Nonetheless, deep mutual distrust and animosity between Korea and
Japan persist. South and North alike share a conviction that Japan
does not want Korea to be united. Though Koreans are more reverential
to Chinese cultural influence, they are also worried about the
Manchurian land and petroleum seabed disputes with Beijing that could
spill over into past forms of Chinese dominance in the
peninsula. Russia is also dismayed by its marginalization from Korean
affairs since 1991 and is eyeing re-entering
Korea economically
to safeguard Moscow’s geopolitical interests in Northeast Asia.
To offset any danger to Korean independence, Harrison wants the United States to initiate a broader security dialogue with the three big neighbors, involving agreements not to deploy military forces, missiles or weapons of mass destruction in unified Korea. But for this offer to be a serious one, Washington has to begin reforming its own policy and implement the disengagement steps outlined earlier in this review.
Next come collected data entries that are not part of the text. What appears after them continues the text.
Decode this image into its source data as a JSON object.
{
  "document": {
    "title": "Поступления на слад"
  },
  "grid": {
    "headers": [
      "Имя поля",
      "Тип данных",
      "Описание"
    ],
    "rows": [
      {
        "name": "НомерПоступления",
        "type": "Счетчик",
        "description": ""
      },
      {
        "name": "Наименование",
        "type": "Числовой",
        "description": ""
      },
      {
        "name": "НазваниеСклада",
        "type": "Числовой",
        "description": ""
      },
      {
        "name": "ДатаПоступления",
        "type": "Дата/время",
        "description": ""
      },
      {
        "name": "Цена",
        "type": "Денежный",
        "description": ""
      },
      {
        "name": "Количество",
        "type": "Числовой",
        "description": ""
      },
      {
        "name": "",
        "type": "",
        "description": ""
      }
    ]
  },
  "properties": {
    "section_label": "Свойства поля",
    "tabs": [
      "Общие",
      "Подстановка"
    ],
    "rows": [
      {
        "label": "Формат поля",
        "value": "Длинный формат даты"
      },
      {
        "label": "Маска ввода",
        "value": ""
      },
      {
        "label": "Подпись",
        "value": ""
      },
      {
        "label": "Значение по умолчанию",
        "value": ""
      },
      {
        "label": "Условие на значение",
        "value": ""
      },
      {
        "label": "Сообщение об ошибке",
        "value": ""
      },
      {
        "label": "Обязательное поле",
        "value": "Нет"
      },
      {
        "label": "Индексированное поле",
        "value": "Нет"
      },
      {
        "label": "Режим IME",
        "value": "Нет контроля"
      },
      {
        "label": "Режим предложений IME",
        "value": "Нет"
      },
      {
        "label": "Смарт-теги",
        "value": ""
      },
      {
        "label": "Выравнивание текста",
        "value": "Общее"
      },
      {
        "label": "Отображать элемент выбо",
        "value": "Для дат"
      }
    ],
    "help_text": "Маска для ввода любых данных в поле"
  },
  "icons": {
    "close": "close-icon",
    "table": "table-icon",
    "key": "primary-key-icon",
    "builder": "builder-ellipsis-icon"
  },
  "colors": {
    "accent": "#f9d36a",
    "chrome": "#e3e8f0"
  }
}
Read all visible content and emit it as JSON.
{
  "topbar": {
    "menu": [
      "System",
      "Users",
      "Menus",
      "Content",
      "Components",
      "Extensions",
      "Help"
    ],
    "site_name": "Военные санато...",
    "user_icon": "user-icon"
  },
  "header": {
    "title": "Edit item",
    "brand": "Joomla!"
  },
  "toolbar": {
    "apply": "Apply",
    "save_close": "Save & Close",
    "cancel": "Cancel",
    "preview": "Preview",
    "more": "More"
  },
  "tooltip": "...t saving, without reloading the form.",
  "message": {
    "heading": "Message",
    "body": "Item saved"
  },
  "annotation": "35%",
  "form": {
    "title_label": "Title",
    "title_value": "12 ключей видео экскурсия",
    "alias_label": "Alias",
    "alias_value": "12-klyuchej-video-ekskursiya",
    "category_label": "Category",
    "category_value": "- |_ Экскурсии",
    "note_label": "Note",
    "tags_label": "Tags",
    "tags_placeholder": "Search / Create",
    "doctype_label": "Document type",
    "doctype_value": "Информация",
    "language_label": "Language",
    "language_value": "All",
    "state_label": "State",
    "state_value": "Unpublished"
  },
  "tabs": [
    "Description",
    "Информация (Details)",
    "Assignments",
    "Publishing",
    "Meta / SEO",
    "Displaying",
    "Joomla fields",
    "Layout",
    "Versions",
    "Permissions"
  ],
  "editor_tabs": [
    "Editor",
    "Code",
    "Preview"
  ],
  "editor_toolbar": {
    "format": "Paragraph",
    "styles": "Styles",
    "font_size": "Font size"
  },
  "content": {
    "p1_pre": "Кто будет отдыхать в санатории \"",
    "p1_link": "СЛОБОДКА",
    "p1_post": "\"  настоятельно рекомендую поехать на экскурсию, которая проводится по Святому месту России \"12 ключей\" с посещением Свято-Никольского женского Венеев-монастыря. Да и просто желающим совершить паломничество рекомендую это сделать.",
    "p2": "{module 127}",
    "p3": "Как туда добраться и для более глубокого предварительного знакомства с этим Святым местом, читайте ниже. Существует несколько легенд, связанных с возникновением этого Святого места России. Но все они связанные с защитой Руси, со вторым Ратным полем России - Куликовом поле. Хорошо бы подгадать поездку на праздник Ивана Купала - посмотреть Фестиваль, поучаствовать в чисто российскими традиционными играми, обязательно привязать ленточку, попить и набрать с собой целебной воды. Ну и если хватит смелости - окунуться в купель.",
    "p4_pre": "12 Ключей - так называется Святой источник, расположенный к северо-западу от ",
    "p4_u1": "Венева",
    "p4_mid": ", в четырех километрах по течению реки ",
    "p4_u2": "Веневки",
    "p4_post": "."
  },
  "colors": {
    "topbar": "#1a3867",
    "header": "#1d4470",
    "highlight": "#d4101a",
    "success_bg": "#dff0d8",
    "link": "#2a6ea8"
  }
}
An egotistic, biased and one-sided approach in Washington cannot yield lasting peace.
Written at a moment when US military presence is increasingly seen as anomalous and insulting to national sovereignty in both North and South Korea, Korean Endgame has a clear-cut message: It is time for the United States to get out of Korea and act as a regional stabilizer rather than a destabilizing force.